I recently watched a couple of horror films in which fish were the main monsters.
The big daddy of shark movies, which recently seem to have become a thing, and the film that gave director Steven Spielberg his first huge commercial success, while making millions of cinema goers stay out of the water. I’m guessing most everybody knows the plot – the island community of Amity menaced by a Great White, one that our three heroes find virtually impossible to kill due to its size, ferocity and native cunning. It starts with the one victim and then a second, with the town council unwilling to close the beaches on a 4th of July weekend owing to possible impact on business. And then, of course, the truth becomes impossible to deny, at which point sheriff Brody (Roy Schneider), shark expert Hooper (Richard Dreyfuss), and old sea dog Quint (Robert Shaw) set out in a formidable looking boat to kill the monster, only to find themselves, after the obligatory male bonding and back stories that add meat to the plot, engaged in a desperate fight for survival. Yeah, I liked the characters, each portrayed with very different but complementary personalities, and I liked the actors playing them. Brody is a former big city cop with a family and a fear of water that he has to overcome; Hooper is the rich kid with an obsession about sharks, and Quint, at first appearing mercenary and domineering, shows a more human side as the plot unfolds. The story itself works like a finely tuned engine firing on all cylinders, with the tension slowly mounting as one setback follows another. The shark itself seems rather rubbery by modern standards, but such is the film’s grip on our imagination that its shortcomings don’t really register until after the drama has played out, and besides, back in 1975 the most obvious point of comparison was the shark in the Batman movie.

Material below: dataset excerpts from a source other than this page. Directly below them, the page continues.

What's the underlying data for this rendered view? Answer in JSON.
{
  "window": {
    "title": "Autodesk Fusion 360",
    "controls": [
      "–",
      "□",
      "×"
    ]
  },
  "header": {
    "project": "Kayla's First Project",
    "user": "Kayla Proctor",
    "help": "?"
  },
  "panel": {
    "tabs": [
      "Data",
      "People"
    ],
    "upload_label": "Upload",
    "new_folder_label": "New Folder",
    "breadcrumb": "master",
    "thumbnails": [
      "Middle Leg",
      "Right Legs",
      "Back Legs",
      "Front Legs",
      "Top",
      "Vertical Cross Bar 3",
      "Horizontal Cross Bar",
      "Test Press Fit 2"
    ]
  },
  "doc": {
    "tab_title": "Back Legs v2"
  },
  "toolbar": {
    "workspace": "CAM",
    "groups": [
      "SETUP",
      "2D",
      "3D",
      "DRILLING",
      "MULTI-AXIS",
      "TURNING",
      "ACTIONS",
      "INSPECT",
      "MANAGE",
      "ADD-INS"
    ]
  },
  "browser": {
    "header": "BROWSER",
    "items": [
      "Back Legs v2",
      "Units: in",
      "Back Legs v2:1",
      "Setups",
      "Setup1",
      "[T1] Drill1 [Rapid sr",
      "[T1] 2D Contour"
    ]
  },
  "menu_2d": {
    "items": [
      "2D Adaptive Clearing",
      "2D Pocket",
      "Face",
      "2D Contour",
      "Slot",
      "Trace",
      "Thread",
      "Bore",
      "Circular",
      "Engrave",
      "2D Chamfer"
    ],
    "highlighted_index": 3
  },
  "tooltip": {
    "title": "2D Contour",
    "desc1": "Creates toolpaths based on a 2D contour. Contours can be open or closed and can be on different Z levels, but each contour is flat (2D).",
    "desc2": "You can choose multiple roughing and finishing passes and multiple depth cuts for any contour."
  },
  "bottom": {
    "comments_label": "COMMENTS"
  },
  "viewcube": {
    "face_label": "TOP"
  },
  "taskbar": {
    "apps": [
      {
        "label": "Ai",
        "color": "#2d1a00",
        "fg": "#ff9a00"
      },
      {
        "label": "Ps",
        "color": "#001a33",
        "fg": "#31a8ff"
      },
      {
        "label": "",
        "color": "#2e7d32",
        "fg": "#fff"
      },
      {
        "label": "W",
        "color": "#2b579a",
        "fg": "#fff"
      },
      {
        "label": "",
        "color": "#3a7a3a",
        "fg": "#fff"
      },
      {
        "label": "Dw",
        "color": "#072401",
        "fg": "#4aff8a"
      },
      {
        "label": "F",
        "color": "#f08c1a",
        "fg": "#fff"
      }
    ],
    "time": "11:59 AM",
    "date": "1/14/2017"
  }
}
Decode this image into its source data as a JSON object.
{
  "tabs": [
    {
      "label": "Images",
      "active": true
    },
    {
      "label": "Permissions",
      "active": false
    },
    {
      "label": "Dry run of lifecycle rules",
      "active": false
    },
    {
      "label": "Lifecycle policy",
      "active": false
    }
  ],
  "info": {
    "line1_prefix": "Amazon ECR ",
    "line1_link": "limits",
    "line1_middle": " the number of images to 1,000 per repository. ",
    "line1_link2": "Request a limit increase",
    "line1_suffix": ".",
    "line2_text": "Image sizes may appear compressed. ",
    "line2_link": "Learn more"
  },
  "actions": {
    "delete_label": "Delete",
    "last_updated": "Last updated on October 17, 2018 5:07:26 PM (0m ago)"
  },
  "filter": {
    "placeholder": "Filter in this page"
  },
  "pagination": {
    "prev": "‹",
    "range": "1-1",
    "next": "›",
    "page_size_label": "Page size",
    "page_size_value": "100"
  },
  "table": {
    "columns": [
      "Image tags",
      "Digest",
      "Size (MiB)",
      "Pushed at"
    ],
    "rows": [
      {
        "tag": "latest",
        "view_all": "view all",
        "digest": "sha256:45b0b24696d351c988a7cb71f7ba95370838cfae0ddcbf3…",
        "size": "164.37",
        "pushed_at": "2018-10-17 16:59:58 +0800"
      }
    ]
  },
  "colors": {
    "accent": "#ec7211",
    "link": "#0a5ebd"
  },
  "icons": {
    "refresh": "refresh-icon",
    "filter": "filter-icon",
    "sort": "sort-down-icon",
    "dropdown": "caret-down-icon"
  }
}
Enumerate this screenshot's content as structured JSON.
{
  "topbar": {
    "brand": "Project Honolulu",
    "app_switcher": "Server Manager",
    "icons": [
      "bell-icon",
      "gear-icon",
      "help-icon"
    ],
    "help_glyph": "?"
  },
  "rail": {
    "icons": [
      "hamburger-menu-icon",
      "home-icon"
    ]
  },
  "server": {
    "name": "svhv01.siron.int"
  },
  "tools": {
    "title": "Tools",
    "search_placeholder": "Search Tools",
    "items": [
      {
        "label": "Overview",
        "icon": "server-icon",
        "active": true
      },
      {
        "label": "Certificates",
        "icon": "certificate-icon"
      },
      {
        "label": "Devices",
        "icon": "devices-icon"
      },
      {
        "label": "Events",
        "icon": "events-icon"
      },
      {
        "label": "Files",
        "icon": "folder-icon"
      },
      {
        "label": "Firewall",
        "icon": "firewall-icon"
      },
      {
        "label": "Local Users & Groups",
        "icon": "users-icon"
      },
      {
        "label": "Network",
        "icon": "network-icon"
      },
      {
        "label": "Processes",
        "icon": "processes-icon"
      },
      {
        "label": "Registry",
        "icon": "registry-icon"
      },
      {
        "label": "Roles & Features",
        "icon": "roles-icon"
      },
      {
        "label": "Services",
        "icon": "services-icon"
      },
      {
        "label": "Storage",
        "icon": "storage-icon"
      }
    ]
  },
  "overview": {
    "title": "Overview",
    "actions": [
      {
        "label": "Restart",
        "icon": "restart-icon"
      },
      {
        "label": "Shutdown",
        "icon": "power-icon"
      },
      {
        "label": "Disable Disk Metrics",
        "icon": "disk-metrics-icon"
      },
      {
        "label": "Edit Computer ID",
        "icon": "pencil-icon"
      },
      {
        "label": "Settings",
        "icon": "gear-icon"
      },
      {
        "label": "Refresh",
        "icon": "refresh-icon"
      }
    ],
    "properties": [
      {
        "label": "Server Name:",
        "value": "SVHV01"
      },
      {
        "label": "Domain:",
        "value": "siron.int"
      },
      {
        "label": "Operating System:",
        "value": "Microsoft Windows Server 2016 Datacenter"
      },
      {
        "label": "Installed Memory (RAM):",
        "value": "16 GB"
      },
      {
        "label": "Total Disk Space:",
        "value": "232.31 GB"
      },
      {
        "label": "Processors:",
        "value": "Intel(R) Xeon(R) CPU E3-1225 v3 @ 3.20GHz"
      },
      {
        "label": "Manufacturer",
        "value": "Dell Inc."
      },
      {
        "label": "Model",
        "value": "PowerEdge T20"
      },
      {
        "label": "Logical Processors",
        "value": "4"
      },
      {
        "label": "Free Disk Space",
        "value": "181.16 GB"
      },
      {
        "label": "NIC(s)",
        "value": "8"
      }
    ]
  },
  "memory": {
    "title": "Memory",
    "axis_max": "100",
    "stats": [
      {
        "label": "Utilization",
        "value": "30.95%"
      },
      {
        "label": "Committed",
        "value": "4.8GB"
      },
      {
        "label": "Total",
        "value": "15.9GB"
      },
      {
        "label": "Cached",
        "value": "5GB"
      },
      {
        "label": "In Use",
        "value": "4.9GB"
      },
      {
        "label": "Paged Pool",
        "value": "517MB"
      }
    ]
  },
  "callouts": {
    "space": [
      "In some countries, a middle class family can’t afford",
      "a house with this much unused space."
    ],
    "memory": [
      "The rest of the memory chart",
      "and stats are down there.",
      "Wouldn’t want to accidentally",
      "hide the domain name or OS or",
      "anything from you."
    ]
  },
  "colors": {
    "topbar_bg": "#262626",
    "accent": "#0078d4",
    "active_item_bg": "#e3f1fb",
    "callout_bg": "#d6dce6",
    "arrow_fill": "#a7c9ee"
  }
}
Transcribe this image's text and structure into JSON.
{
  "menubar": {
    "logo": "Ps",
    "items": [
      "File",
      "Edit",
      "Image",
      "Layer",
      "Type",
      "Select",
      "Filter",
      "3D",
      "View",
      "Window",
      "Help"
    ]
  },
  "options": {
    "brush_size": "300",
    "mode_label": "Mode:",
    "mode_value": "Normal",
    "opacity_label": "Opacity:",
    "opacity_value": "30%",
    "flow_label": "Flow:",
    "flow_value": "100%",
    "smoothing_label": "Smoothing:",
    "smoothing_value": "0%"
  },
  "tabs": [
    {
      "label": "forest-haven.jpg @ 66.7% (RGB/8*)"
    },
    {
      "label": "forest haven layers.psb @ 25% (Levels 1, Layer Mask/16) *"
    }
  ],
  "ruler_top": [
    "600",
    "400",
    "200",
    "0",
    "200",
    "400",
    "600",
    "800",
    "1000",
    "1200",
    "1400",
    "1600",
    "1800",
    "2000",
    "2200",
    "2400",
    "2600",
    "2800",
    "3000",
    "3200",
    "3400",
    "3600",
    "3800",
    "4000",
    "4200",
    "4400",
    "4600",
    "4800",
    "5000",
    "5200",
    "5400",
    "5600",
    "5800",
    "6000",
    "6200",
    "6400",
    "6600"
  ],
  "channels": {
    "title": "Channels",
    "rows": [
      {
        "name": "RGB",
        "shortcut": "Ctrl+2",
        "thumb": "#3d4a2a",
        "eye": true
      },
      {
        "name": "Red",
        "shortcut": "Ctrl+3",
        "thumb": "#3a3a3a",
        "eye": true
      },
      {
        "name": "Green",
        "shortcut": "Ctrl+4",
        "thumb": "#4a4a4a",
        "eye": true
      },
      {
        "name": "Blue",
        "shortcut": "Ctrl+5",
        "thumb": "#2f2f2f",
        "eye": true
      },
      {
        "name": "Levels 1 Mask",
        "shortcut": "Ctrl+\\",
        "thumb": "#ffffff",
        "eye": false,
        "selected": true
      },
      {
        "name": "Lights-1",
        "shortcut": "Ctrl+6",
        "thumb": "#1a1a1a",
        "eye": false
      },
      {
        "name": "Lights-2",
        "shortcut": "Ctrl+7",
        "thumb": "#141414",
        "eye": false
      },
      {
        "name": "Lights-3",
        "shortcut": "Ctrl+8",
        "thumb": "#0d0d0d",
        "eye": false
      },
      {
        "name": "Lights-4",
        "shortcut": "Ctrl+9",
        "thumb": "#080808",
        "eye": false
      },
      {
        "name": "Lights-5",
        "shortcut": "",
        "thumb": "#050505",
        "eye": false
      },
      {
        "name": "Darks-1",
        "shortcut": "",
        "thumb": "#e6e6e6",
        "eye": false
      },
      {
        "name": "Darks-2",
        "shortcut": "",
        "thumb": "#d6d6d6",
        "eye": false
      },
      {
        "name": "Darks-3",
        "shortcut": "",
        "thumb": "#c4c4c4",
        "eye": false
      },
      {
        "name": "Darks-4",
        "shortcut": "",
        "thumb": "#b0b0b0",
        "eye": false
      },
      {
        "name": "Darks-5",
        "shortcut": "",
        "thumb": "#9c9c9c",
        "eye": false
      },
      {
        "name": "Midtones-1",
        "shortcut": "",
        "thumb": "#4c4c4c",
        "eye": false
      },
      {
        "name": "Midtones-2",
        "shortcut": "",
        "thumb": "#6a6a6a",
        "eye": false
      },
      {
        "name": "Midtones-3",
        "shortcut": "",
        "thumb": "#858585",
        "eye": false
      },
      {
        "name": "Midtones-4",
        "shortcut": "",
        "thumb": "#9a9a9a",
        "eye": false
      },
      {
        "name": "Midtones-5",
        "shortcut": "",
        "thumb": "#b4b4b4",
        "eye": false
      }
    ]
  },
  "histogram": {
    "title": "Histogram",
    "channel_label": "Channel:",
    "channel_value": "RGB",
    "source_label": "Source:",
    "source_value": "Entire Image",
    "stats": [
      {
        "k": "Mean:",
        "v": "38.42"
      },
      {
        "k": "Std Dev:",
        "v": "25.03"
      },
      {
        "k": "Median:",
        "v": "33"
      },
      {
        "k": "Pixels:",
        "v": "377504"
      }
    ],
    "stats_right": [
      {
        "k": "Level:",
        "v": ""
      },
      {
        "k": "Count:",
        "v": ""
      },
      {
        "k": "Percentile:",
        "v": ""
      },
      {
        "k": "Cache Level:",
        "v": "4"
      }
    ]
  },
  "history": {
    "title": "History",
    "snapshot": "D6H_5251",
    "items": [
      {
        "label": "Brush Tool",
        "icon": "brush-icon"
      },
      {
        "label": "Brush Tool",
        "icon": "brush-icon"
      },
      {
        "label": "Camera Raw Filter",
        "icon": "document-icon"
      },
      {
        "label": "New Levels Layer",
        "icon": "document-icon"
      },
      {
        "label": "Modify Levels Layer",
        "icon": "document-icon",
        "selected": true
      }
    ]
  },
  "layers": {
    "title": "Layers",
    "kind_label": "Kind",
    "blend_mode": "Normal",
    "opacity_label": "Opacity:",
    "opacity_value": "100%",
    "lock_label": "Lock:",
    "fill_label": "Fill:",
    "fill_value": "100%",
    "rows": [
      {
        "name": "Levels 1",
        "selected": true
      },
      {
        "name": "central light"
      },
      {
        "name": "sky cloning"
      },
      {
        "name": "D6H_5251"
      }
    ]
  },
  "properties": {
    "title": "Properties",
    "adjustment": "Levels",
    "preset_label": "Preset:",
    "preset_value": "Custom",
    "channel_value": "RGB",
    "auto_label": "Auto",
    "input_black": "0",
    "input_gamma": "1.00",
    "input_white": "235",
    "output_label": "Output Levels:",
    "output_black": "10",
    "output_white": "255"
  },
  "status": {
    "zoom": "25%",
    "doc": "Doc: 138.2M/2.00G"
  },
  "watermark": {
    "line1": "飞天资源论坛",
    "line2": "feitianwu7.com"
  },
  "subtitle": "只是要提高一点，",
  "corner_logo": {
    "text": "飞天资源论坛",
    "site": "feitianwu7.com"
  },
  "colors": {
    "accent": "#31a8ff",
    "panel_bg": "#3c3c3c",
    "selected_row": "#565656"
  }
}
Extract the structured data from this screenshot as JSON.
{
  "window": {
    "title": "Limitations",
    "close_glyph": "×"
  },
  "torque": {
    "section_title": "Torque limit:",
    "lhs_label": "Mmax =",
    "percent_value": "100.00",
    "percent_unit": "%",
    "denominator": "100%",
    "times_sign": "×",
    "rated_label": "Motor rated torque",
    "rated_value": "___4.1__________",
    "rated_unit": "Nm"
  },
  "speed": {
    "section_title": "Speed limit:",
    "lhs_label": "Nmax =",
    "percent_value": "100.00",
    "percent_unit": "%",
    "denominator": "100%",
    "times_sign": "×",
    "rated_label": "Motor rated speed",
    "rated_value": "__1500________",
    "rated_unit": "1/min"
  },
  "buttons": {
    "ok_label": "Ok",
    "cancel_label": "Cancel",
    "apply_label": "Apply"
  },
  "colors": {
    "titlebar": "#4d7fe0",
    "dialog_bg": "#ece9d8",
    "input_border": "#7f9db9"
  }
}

From memory this is a faithful adaptation of Peter Benchley’s novel and a film that still stands up today, nearly forty years after its release.
Piranha 3D (2010)
We get a lot of small, fierce fish instead of one big monster fish in this remake of a 1978 original, but otherwise there are plenty of similarities to Jaws, such as the holiday community of Lake Victoria, whose people just won’t stay out of the water, the central relationship between sheriff Forester (Elisabeth Shue) and a marine expert, circumstances that place the sheriff’s own family in jeopardy. There’s even an opening cameo from Richard Dreyfuss as a drunken fisherman who drops a beer can overboard while boating on a Mesolithic lake, thus causing an earth tremor and unleashing a horde of prehistoric piranha. On the downside there seems to be a little too much emphasis on young women in bikinis, and while I could excuse this on the grounds that it’s a) probably a realistic depiction of the US phenomenon of spring break and b) valid commentary on the vapid nature of consumer culture and c) I like women in bikinis too, the whole subplot with the director of a porn movie out on the lake in a boat just took it too far, seemingly gratuitous, horrendously drawn out and the most ludicrously contrived method of placing the sheriff’s family in jeopardy that you could imagine, at the same time reinforcing horror movie conventions that people who indulge in recreational sex will end badly. I also didn’t really like how the sheriff’s son got to be hero after placing his younger siblings and girl friend in peril through his selfishness. Those objections aside, what’s left is an exciting story containing plenty of in your face action, with gallons of blood in the water and enough gore to give even the least squeamish pause, with Ving Rhames’ chainsaw variation a particular pleasure. As far as scary goes though, I found the underwater scenes in a cavern much more unsettling than anything else; just the thought of being trapped underneath all that rock and water is enough to unnerve me completely.
So who would win in a fight between a shark and piranhas? Probably the shark could outrun the piranhas, but would it be in serious trouble if it swallowed some alive?
And what’s your favourite fish movie?